Si seulement je pouvais lui manquer

Samedi 19 mai… 23h00…

Je regarde mon téléphone comme un idiot… rien… rien depuis mercredi soir…

Je regarde ma boîte mail… rien aujourd’hui… rien depuis vendredi après-midi…

Rien dans la boîte aux lettres aujourd’hui… pas de lettre personnelle depuis des semaines…

Aujourd’hui j’ai eu le bonheur inattendu de « parler » pour la première fois avec un bloggeur que j’aime beaucoup…

Mais je suis malade car mon cœur se vide toujours plus qu’il ne se remplit…

Des chansons à la fois simples, belles et tristes hantent mon esprit…



En remplaçant « père » par « frère », le texte de la chanson suivante décrit étrangement ma vie… une vie où je m’efforce à chaque instant de tendre ma main et de parler à ce frère virtuel dont je recherche sans cesse l’incarnation dans le regard des gens que j’aime.


« Il suffirait simplement
Qu’il m’appelle
Qu’il m’appelle
D’où vient ma vie
Certainement pas du ciel

« Lui raconter mon enfance
Son absence
Tous les jours
Comment briser le silence
Qui l’entoure

« Aussi vrai que de loin
Je lui parle
J’apprends tout seul
A faire mes armes
Aussi vrai qu’j’arrête pas
D’y penser
Si seulement
Je pouvais lui manquer

« Est-ce qu’il va me faire un signe
Manquer d’amour
N’est pas un crime
J’ai qu’une prière à lui adresser
Si seulement
Je pouvais lui manquer

« Je vous dirais simplement
Qu’à part ça
Tout va bien
A part d’un père
Je ne manque de rien
Je vis dans un autre monde
Je m’accroche tous les jours
Je briserai le silence
Qui m’entoure

« Aussi vrai que de loin
Je lui parle
J’apprends tout seul
A faire mes armes
Aussi vrai qu’j’arrête pas
D’y penser
Si seulement
Je pouvais lui manquer

« Est-ce qu’il va me faire un signe
Manquer d’un père
N’est pas un crime
J’ai qu’une prière à lui adresser
Si seulement
Je pouvais lui manquer

« Est-ce qu’il va me faire un signe
Manquer d’un père
N’est pas un crime
J’ai qu’une prière à lui adresser
Si seulement
Je pouvais lui manquer »
[Calogero, « Si seulement je pouvais lui manquer », extrait de l’album Calog3ro, 2004.]

Je pense aussi à toi que j’aime comme un petit frère, toi qui n'as jamais évoqué l’absence de ton père et à qui, par pudeur, je n’ai jamais osé en parler.
Je pense à toi, papa, qui t’es retrouvé rejeté par ton père ; je pense à toi, maman, et à toi, grand-mère, qui avez perdu votre père dans votre enfance ; je pense à vous, mes deux arrière-arrière-grand-parents, qui n’avez jamais connu le nom de votre père.
Toutes ces racines arrachées dans vos vies se retrouvent en moi, arbre fragile en quête de son identité.


 


lundi 14 mai 2007

Premier lustre...

16 mai 2002-16 mai 2007…

Cinq ans…

Premier lustre…

Il y a cinq ans, j’ai rencontré K. Après plusieurs mois d’observation, mélange de curiosité et d’indifférence, nous avons fini par nous parler.
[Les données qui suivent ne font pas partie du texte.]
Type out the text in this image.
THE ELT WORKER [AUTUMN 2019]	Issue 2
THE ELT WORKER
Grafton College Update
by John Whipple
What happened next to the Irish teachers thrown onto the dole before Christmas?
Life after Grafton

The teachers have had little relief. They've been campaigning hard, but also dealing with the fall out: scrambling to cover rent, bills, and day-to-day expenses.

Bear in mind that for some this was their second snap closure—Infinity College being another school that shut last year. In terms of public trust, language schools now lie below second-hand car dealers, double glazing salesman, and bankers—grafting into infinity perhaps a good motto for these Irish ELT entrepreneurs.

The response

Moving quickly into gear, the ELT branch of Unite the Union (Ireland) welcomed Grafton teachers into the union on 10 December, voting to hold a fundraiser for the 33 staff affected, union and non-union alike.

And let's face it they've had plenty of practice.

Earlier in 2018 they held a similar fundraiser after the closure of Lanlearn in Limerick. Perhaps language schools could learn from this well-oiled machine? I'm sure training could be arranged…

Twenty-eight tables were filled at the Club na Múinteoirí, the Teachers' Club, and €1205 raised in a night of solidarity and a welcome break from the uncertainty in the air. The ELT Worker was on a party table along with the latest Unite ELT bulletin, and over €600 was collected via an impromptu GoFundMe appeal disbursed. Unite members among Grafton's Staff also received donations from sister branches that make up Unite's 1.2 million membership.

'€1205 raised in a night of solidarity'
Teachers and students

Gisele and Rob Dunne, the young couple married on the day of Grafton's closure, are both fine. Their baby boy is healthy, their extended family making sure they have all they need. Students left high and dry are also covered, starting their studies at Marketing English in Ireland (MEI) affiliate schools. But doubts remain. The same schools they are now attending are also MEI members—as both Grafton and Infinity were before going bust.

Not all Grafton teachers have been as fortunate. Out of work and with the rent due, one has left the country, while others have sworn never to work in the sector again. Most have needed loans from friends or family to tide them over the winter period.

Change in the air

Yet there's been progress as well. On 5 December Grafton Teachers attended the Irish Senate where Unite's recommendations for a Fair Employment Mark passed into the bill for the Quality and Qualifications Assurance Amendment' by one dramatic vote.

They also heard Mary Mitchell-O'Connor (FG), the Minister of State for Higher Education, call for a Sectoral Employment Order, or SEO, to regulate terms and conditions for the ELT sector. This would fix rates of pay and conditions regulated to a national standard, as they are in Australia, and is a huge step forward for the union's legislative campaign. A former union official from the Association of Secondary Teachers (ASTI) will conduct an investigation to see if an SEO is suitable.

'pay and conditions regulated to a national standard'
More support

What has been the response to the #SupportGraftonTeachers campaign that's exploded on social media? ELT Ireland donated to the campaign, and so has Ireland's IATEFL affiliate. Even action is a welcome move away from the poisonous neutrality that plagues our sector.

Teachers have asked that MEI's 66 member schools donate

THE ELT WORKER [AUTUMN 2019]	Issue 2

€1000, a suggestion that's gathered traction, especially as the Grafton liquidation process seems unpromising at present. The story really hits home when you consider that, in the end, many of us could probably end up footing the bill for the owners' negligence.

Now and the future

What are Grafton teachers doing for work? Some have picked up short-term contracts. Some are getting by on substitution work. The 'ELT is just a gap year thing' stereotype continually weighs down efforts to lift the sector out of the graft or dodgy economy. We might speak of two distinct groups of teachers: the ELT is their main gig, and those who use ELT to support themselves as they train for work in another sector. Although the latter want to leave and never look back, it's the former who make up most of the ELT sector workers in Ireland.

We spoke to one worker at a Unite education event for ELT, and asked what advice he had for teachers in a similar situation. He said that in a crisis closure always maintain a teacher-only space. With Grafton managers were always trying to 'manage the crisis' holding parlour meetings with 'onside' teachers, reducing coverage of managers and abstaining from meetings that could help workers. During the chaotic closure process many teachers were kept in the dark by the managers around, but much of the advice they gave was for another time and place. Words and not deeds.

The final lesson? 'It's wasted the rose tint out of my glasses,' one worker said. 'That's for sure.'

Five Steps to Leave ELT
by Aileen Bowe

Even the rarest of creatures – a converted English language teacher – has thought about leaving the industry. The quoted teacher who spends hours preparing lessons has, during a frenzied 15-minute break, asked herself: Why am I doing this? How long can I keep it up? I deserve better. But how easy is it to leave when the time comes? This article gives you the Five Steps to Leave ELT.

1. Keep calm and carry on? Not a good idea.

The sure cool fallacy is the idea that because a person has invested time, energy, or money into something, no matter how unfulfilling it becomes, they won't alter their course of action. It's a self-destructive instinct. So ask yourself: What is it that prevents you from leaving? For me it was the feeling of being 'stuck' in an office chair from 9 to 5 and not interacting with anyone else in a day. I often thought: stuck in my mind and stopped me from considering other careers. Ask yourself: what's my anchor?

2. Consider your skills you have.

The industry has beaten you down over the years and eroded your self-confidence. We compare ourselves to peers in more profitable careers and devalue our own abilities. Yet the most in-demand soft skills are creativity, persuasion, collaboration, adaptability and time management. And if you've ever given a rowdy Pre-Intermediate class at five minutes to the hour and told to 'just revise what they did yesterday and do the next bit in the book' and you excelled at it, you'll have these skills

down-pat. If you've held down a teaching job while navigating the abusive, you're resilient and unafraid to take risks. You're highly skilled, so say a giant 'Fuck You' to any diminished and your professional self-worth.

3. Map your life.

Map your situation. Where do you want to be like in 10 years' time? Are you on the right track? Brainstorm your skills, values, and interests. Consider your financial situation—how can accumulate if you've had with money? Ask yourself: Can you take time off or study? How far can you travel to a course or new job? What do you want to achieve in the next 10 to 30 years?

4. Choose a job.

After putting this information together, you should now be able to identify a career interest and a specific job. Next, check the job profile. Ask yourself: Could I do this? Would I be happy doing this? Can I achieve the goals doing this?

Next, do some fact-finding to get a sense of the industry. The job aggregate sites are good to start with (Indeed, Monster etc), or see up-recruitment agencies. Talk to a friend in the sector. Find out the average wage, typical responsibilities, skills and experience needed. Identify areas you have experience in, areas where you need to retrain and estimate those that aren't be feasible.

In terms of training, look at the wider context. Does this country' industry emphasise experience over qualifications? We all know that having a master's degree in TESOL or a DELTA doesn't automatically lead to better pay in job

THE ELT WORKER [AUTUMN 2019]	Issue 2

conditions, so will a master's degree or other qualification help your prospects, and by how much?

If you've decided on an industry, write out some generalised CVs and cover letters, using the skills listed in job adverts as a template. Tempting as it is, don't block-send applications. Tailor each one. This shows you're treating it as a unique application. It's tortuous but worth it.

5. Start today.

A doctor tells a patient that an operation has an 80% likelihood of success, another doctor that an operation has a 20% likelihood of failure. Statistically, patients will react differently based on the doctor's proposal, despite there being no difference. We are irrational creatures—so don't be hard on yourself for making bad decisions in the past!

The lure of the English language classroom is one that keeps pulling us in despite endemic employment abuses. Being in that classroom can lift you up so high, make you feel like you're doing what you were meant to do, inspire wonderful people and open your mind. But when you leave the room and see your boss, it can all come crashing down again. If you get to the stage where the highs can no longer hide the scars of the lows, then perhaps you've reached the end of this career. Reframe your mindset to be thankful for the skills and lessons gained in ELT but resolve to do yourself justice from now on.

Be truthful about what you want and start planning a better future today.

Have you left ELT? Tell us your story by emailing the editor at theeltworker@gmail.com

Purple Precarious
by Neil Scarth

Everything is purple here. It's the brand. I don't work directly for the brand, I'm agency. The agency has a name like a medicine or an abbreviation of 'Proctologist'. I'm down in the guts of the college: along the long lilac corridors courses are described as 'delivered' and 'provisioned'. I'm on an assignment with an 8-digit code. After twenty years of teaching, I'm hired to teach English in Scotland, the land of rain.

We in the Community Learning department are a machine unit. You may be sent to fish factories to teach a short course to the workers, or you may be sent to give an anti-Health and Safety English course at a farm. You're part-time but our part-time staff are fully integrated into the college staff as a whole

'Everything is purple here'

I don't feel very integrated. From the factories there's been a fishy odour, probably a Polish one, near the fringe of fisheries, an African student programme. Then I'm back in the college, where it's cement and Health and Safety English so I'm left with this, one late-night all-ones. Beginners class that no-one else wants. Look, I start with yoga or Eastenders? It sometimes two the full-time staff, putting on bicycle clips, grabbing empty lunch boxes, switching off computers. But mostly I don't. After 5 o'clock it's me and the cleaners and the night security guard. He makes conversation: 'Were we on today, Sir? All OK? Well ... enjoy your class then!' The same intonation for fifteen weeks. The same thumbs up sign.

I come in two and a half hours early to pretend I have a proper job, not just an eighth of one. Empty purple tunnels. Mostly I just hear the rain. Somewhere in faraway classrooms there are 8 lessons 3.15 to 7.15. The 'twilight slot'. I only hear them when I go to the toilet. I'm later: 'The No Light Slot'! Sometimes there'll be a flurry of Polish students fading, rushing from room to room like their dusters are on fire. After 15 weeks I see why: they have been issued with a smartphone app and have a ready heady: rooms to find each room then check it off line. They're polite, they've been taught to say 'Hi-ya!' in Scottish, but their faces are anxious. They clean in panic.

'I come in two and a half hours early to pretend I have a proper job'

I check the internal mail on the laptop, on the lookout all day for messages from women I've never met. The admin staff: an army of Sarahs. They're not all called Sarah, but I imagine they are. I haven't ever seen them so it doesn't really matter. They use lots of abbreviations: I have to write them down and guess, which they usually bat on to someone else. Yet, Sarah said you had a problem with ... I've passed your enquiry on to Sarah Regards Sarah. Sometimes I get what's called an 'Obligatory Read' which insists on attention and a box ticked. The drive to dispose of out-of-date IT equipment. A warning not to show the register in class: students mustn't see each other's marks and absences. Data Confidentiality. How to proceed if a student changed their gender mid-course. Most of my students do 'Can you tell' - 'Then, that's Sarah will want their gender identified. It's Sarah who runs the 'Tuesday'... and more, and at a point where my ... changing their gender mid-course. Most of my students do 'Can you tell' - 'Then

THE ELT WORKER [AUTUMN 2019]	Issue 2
C’était entre les deux tours de l’élection présidentielle de 2002, un moment où beaucoup éprouvaient le besoin de se parler pour conjurer un contexte politique délicat ; K. et moi, nous sommes les enfants de cet élan de fraternité.

Le 16 mai 2002, un jeudi, j’ai passé la matinée avec mes étudiants… ce jour là prenait fin ma première année d’enseignement et j’avais bien du mal à accepter cette issue : il n’est pas toujours simple d’avoir le même âge ou presque que ses étudiants et encore moins quand on prend son travail à cœur comme moi et que l’on y ajoute une forte dimension humaine.

Ce jeudi de mai, je me suis retrouvé seul à midi après avoir quitté mes étudiants… j’ai alors pris le train RER jusqu’à Paris et j’ai traîné, à moitié déprimé, sur le boulevard Saint-Michel et dans le secteur de la Sorbonne, ma seconde maison.

Le hasard a fait que tu étais là, mon K. On s’est croisé sur le boulevard Saint-Michel et tu as dû voir que je n’allais pas bien. Tu m’as proposé d’aller dans un café de la place Saint-Michel : le café Saint-Séverin, juste à l’entrée du métro.

Je ne sais plus combien de temps nous sommes restés à la terrasse de ce café… très longtemps en tout cas… plusieurs heures… le serveur est revenu plusieurs fois pour essayer de nous faire commander à nouveau une boisson… cinq ans après, je reste convaincu que ces quelques heures demeurent et demeureront parmi les plus belles de ma vie.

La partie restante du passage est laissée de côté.